The jurors heard evidence of a 1991 aggravated assault conviction, a 1991 burglary of a vehicle conviction, a 2002 assault with bodily injury conviction, and a 2003 possession of a fire arm conviction.  In addition, the jury heard Appellant plead true to the two enhancement paragraphs—a 1991 conviction for felony theft and a 1993 conviction for possession of a deadly weapon in a penal institution.  On top of all of this, the jury members heard the facts of the current offenses for which they had just convicted Appellant.  Based on our review of the record under the Almanza standard of review, (footnote: 10) we hold that Appellant did not suffer egregious harm from the altered parole instruction.  We overrule Appellant’s fifth point.

Voir Dire

In his sixth point, Appellant complains that during voir dire, the prosecutor stated that the range of punishment was twenty-five years to life.  The confinement portion of the range of punishment for a first degree felony is from five to ninety-nine years or life. (footnote: 11)  Appellant did not object to the prosecutor’s comment during trial.  Consequently, he has preserved nothing for review. Appellant relies on Blue v.
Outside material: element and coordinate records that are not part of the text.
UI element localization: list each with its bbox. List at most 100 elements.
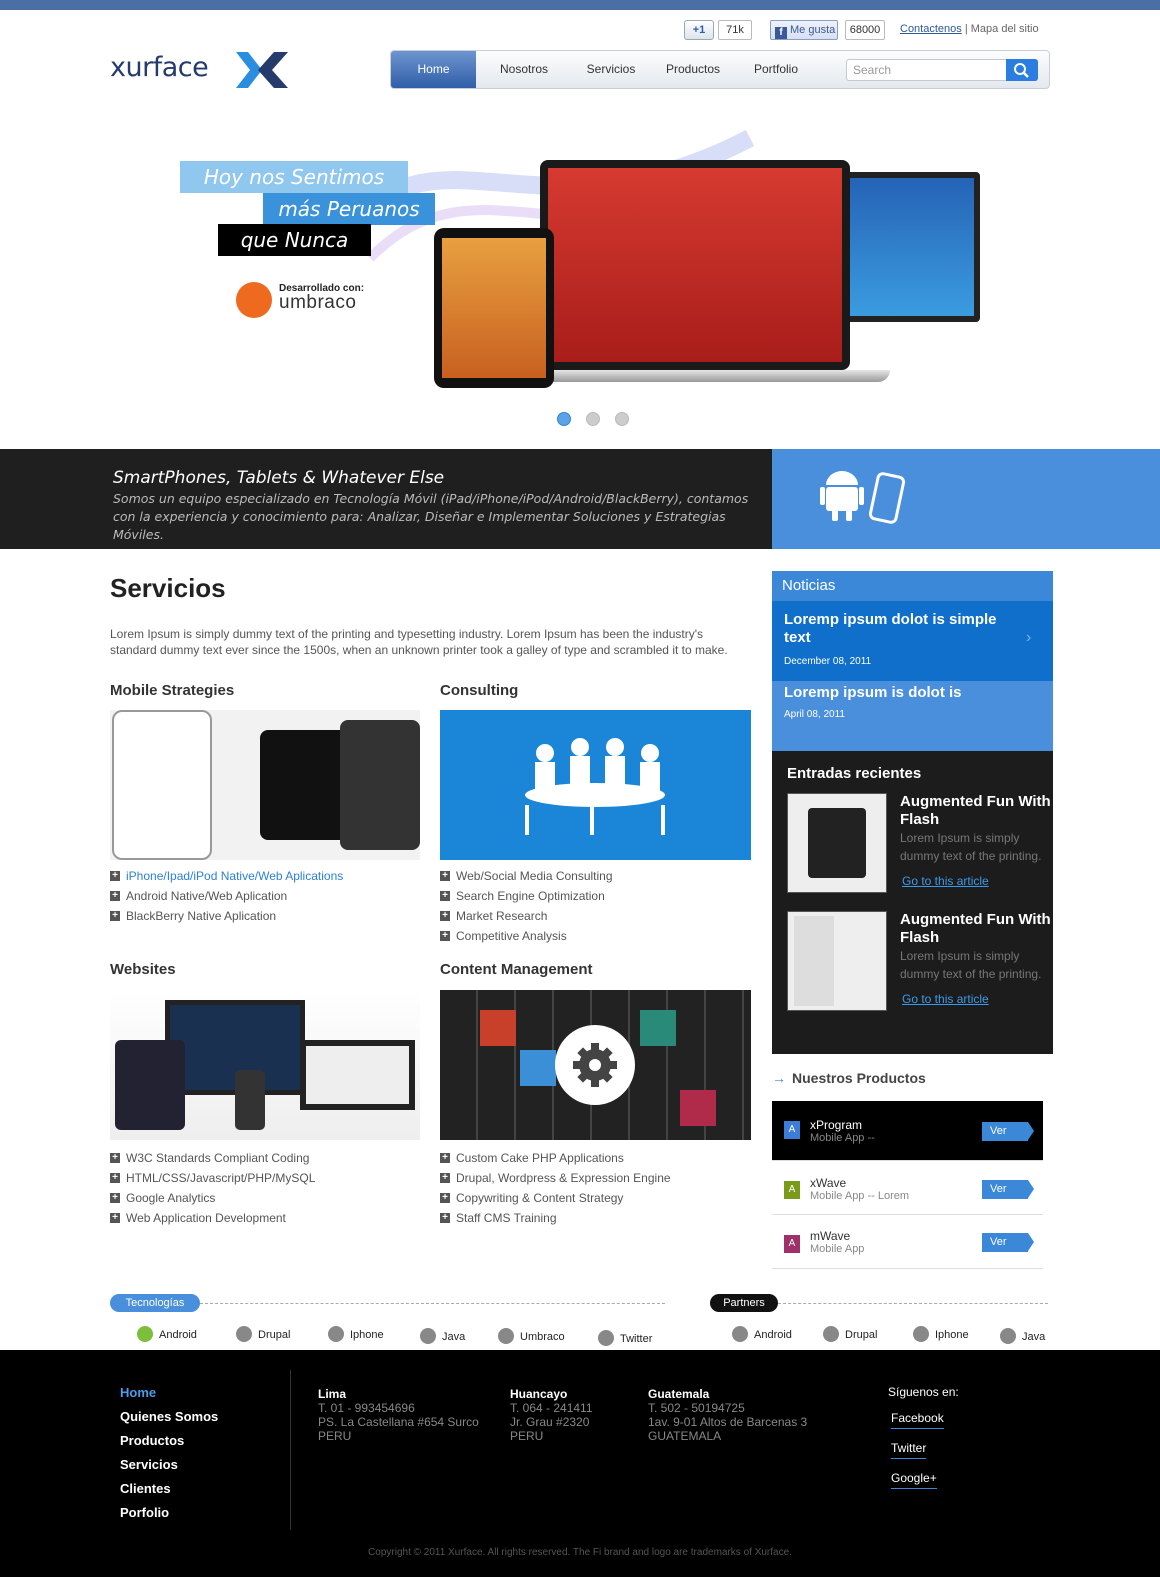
list-item: Google Analytics	[110, 1188, 315, 1208]
office-city: Guatemala	[648, 1387, 710, 1401]
post-thumbnail[interactable]	[787, 911, 887, 1011]
tech-drupal[interactable]: Drupal	[236, 1326, 290, 1342]
post-link[interactable]: Go to this article	[902, 874, 989, 888]
partner-iphone[interactable]: Iphone	[913, 1326, 969, 1342]
google-plus-count: 71k	[718, 20, 752, 40]
footer-nav-servicios[interactable]: Servicios	[120, 1457, 178, 1472]
footer-nav-productos[interactable]: Productos	[120, 1433, 184, 1448]
partner-java[interactable]: Java	[1000, 1328, 1045, 1344]
google-plus-button[interactable]: +1	[684, 20, 714, 40]
umbraco-icon	[498, 1328, 514, 1344]
app-icon: A	[784, 1181, 800, 1199]
facebook-like-button[interactable]: f Me gusta	[770, 20, 838, 40]
arrow-right-icon: →	[772, 1070, 786, 1086]
search-icon	[1014, 63, 1029, 78]
office-street: Jr. Grau #2320	[510, 1415, 590, 1429]
slider-dot-3[interactable]	[615, 412, 629, 426]
facebook-icon: f	[775, 27, 787, 39]
post-excerpt: Lorem Ipsum is simply dummy text of the …	[900, 831, 1042, 863]
office-country: GUATEMALA	[648, 1429, 722, 1443]
ver-button[interactable]: Ver	[982, 1122, 1034, 1141]
news-item-date: December 08, 2011	[784, 656, 872, 667]
recent-posts: Entradas recientes Augmented Fun With Fl…	[772, 751, 1053, 1054]
nav-nosotros[interactable]: Nosotros	[484, 51, 564, 88]
list-item: Competitive Analysis	[440, 926, 613, 946]
office-phone: T. 064 - 241411	[510, 1401, 593, 1415]
footer-nav-home[interactable]: Home	[120, 1385, 156, 1400]
list-item: Search Engine Optimization	[440, 886, 613, 906]
ver-button[interactable]: Ver	[982, 1233, 1034, 1252]
footer-nav-clientes[interactable]: Clientes	[120, 1481, 171, 1496]
google-plus-link[interactable]: Google+	[891, 1471, 937, 1489]
product-item[interactable]: A mWave Mobile App Ver	[772, 1215, 1043, 1269]
footer-nav-porfolio[interactable]: Porfolio	[120, 1505, 169, 1520]
hero-tablet	[434, 228, 554, 388]
tech-iphone[interactable]: Iphone	[328, 1326, 384, 1342]
slider-dot-1[interactable]	[557, 412, 571, 426]
ver-button[interactable]: Ver	[982, 1180, 1034, 1199]
contact-link[interactable]: Contactenos	[900, 23, 962, 35]
hero-monitor	[840, 172, 980, 322]
news-item-title: Loremp ipsum dolot is simple text	[784, 611, 997, 646]
gear-button[interactable]	[555, 1025, 635, 1105]
consulting-list: Web/Social Media Consulting Search Engin…	[440, 866, 613, 946]
twitter-icon	[598, 1330, 614, 1346]
partner-label: Java	[1022, 1331, 1046, 1343]
product-name: xProgram	[810, 1118, 863, 1132]
product-subtitle: Mobile App --	[810, 1132, 875, 1144]
post-thumbnail[interactable]	[787, 793, 887, 893]
product-item[interactable]: A xProgram Mobile App -- Ver	[772, 1101, 1043, 1161]
drupal-icon	[236, 1326, 252, 1342]
partner-drupal[interactable]: Drupal	[823, 1326, 877, 1342]
umbraco-icon	[236, 282, 272, 318]
slider-dot-2[interactable]	[586, 412, 600, 426]
news-item[interactable]: Loremp ipsum dolot is simple text Decemb…	[772, 601, 1053, 681]
product-item[interactable]: A xWave Mobile App -- Lorem Ver	[772, 1161, 1043, 1215]
tech-label: Java	[442, 1331, 466, 1343]
tech-twitter[interactable]: Twitter	[598, 1330, 652, 1346]
technologies-label: Tecnologías	[110, 1294, 200, 1312]
products-title-text: Nuestros Productos	[792, 1070, 926, 1086]
app-icon: A	[784, 1235, 800, 1253]
nav-home[interactable]: Home	[391, 51, 476, 88]
tech-android[interactable]: Android	[137, 1326, 197, 1342]
nav-portfolio[interactable]: Portfolio	[741, 51, 811, 88]
list-item: Drupal, Wordpress & Expression Engine	[440, 1168, 671, 1188]
search-button[interactable]	[1006, 59, 1038, 81]
follow-us-label: Síguenos en:	[888, 1385, 959, 1399]
partner-android[interactable]: Android	[732, 1326, 792, 1342]
post-title[interactable]: Augmented Fun With Flash	[900, 911, 1053, 947]
nav-productos[interactable]: Productos	[653, 51, 733, 88]
news-item[interactable]: Loremp ipsum is dolot is April 08, 2011	[772, 681, 1053, 751]
twitter-link[interactable]: Twitter	[891, 1441, 927, 1459]
banner-text: Somos un equipo especializado en Tecnolo…	[113, 491, 749, 542]
top-links: Contactenos | Mapa del sitio	[900, 23, 1039, 35]
partners-label: Partners	[710, 1294, 778, 1312]
facebook-like-count: 68000	[845, 20, 885, 40]
list-item: Custom Cake PHP Applications	[440, 1148, 671, 1168]
app-icon: A	[784, 1121, 800, 1139]
services-intro: Lorem Ipsum is simply dummy text of the …	[110, 627, 728, 657]
websites-list: W3C Standards Compliant Coding HTML/CSS/…	[110, 1148, 315, 1228]
logo-text[interactable]: xurface	[110, 52, 209, 83]
office-street: 1av. 9-01 Altos de Barcenas 3	[648, 1415, 808, 1429]
list-item: Copywriting & Content Strategy	[440, 1188, 671, 1208]
list-item[interactable]: iPhone/Ipad/iPod Native/Web Aplications	[110, 866, 343, 886]
nav-servicios[interactable]: Servicios	[571, 51, 651, 88]
footer-nav-quienes-somos[interactable]: Quienes Somos	[120, 1409, 218, 1424]
android-icon	[137, 1326, 153, 1342]
tech-umbraco[interactable]: Umbraco	[498, 1328, 565, 1344]
apple-icon	[913, 1326, 929, 1342]
post-link[interactable]: Go to this article	[902, 992, 989, 1006]
facebook-link[interactable]: Facebook	[891, 1411, 944, 1429]
products-title: → Nuestros Productos	[772, 1070, 926, 1086]
sitemap-link[interactable]: Mapa del sitio	[971, 23, 1039, 35]
news-item-title: Loremp ipsum is dolot is	[784, 684, 962, 701]
post-title[interactable]: Augmented Fun With Flash	[900, 793, 1053, 829]
product-name: mWave	[810, 1229, 851, 1243]
tech-java[interactable]: Java	[420, 1328, 465, 1344]
list-item: Android Native/Web Aplication	[110, 886, 343, 906]
mobile-strategies-title: Mobile Strategies	[110, 682, 235, 699]
list-item: W3C Standards Compliant Coding	[110, 1148, 315, 1168]
android-phone-icon	[820, 471, 906, 524]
State , (footnote: 12) arguing that the harm from the prosecutor’s comment was so egregious that he did not have to object to preserve the issue for review.  Appellant was charged as a habitual offender, and the jury members were eventually correctly instructed that if they found true the two enhancements to which Appellant pled true, the confinement portion of the range of punishment was from twenty five to ninety-nine years or life. (footnote: 13)  We do not find that Appellant suffered egregious harm from the prosecutor’s statement; he therefore did not preserve this complaint for review.  We overrule Appellant’s sixth point.
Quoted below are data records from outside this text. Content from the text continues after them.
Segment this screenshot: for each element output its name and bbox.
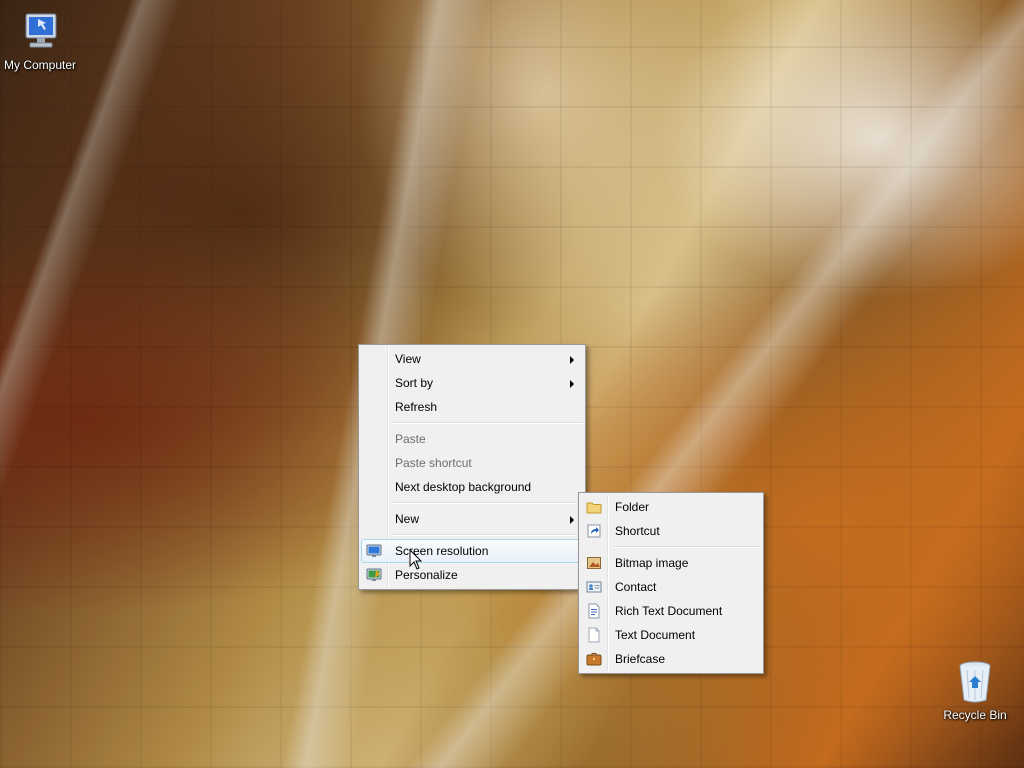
submenu-arrow-icon xyxy=(570,516,574,524)
desktop-icon-label: Recycle Bin xyxy=(943,708,1007,722)
menu-item-label: Refresh xyxy=(395,400,438,414)
menu-item-new-briefcase[interactable]: Briefcase xyxy=(581,647,761,671)
menu-item-label: New xyxy=(395,512,420,526)
menu-item-label: Rich Text Document xyxy=(615,604,723,618)
submenu-arrow-icon xyxy=(570,380,574,388)
menu-item-paste: Paste xyxy=(361,427,583,451)
menu-item-screen-resolution[interactable]: Screen resolution xyxy=(361,539,583,563)
menu-item-label: Personalize xyxy=(395,568,458,582)
menu-item-new-folder[interactable]: Folder xyxy=(581,495,761,519)
recycle-bin-icon xyxy=(959,661,991,703)
menu-item-label: Shortcut xyxy=(615,524,660,538)
menu-item-view[interactable]: View xyxy=(361,347,583,371)
menu-item-label: Next desktop background xyxy=(395,480,532,494)
shortcut-icon xyxy=(587,524,601,538)
menu-item-label: Briefcase xyxy=(615,652,666,666)
text-document-icon xyxy=(588,627,600,643)
menu-item-label: Sort by xyxy=(395,376,434,390)
menu-item-refresh[interactable]: Refresh xyxy=(361,395,583,419)
menu-item-label: Bitmap image xyxy=(615,556,689,570)
desktop-icon-recycle-bin[interactable]: Recycle Bin xyxy=(935,660,1015,722)
menu-separator xyxy=(392,422,583,424)
mouse-pointer-icon xyxy=(409,549,423,570)
desktop-icon-my-computer[interactable]: My Computer xyxy=(0,10,80,72)
computer-icon xyxy=(25,13,57,48)
bitmap-image-icon xyxy=(587,557,601,569)
menu-item-paste-shortcut: Paste shortcut xyxy=(361,451,583,475)
menu-item-new-text-document[interactable]: Text Document xyxy=(581,623,761,647)
menu-item-label: Folder xyxy=(615,500,650,514)
menu-item-new-shortcut[interactable]: Shortcut xyxy=(581,519,761,543)
display-settings-icon xyxy=(366,544,382,557)
submenu-arrow-icon xyxy=(570,356,574,364)
menu-separator xyxy=(612,546,761,548)
menu-item-label: Paste xyxy=(395,432,426,446)
desktop-icon-label: My Computer xyxy=(3,58,77,72)
menu-item-label: View xyxy=(395,352,421,366)
menu-item-new[interactable]: New xyxy=(361,507,583,531)
menu-separator xyxy=(392,502,583,504)
menu-item-new-contact[interactable]: Contact xyxy=(581,575,761,599)
briefcase-icon xyxy=(586,653,602,666)
folder-icon xyxy=(586,502,602,514)
menu-item-label: Contact xyxy=(615,580,657,594)
menu-item-new-rich-text-document[interactable]: Rich Text Document xyxy=(581,599,761,623)
menu-item-label: Text Document xyxy=(615,628,696,642)
rich-text-document-icon xyxy=(588,603,600,619)
new-submenu: Folder Shortcut Bitmap image Contact Ric… xyxy=(578,492,764,674)
menu-item-label: Paste shortcut xyxy=(395,456,472,470)
contact-icon xyxy=(586,581,602,593)
menu-item-next-desktop-background[interactable]: Next desktop background xyxy=(361,475,583,499)
menu-item-sort-by[interactable]: Sort by xyxy=(361,371,583,395)
personalize-icon xyxy=(366,568,382,581)
menu-separator xyxy=(392,534,583,536)
menu-item-personalize[interactable]: Personalize xyxy=(361,563,583,587)
menu-item-new-bitmap[interactable]: Bitmap image xyxy=(581,551,761,575)
desktop-context-menu: View Sort by Refresh Paste Paste shortcu… xyxy=(358,344,586,590)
Ineffective Assistance of Counsel

In his seventh point, Appellant argues that he received ineffective assistance of counsel for various reasons.  A motion for new trial was filed, alleging only that the verdict was contrary to the law and the evidence, but no evidentiary affidavit was attached, and no hearing was held.  Consequently, the record does not reveal the basis for counsel’s actions and omissions.  This court will not “reverse a conviction on ineffective assistance of counsel grounds when counsel's actions or omissions may have been based upon tactical decisions, but the record contains no specific explanation for counsel's decisions.” (footnote: 14)  Accordingly, based upon the applicable standard of review, (footnote: 15) we overrule Appellant's seventh point.

Conclusion

Having overruled Appellant’s seven points, we affirm the trial court’s judgments.

LEE ANN DAUPHINOT

JUSTICE

PANEL A: LIVINGSTON, DAUPHINOT, and WALKER, JJ.

DO NOT PUBLISH

Tex. R. App. P. 47.2(b)

DELIVERED:  May 26, 2005

FOOTNOTES

1:

See Tex. R. App. P. 47.4.

2:

See Mann v. State , 13 S.W.3d 89, 94 (Tex. App.—Austin 2000), aff'd ,  58 S.W.3d 132 (Tex. Crim. App. 2001).

3:

See Moff v. State , 131 S.W.3d 485, 490 (Tex. Crim. App. 2004).

4:

See Malpica v. State , 108 S.W.3d 374, 378-79 (Tex. App.—Tyler 2003, no pet.).

5:

See Moff , 131 S.W.3d at 490.

6:

See Tex. R. App. P. 33.1(a)(1)(A); Heidelberg v. State , 144 S.W.3d 535, 538 (Tex. Crim. App. 2004) ; Mosley v. State , 983 S.W.2d 249, 265 (Tex. Crim. App. 1998) (op. on reh’g), cert. denied, 526 U.S. 1070 (1999) ; Bell v. State , 938 S.W.2d 35, 54 (Tex. Crim. App. 1996), cert. denied , 522 U.S. 827 (1997); Rezac v. State , 782 S.W.2d 869, 870 (Tex. Crim. App. 1990).

7:

See Huizar v. State , 12 S.W.3d 479, 483-84 (Tex. Crim. App. 2000).

8:

Tex. Code Crim. Proc. Ann. art. 37.07(4)(a) (Vernon Supp. 2004-05).

9:

Almanza v. State , 686 S.W.2d 157, 171 (Tex. Crim. App. 1985) (op. on reh’g); see Tex. Code Crim. Proc. Ann . art. 36.19 (Vernon 1981); Hutch v. State , 922 S.W.2d 166, 171 (Tex. Crim. App. 1996).

10:

See Almanza , 686 S.W.2d at 171; see generally Hutch , 922 S.W.2d at 172-74.

11:

Tex. Penal Code Ann. § 12.32(a) (Vernon 2003).

12:

41 S.W.3d 129, 132 (Tex. Crim. App. 2000).

13:

See Tex. Penal Code Ann. § 12.42(d).

14:

Bone v. State , 77 S.W.3d 828, 830 (Tex. Crim. App. 2002).

15:

See Strickland v. Washington , 466 U.S. 668, 687-90, 694, 104 S. Ct. 2052, 2064-66, 2068 (1984); Thompson v. State , 9 S.W.3d 808, 812-14 (Tex. Crim. App. 1999).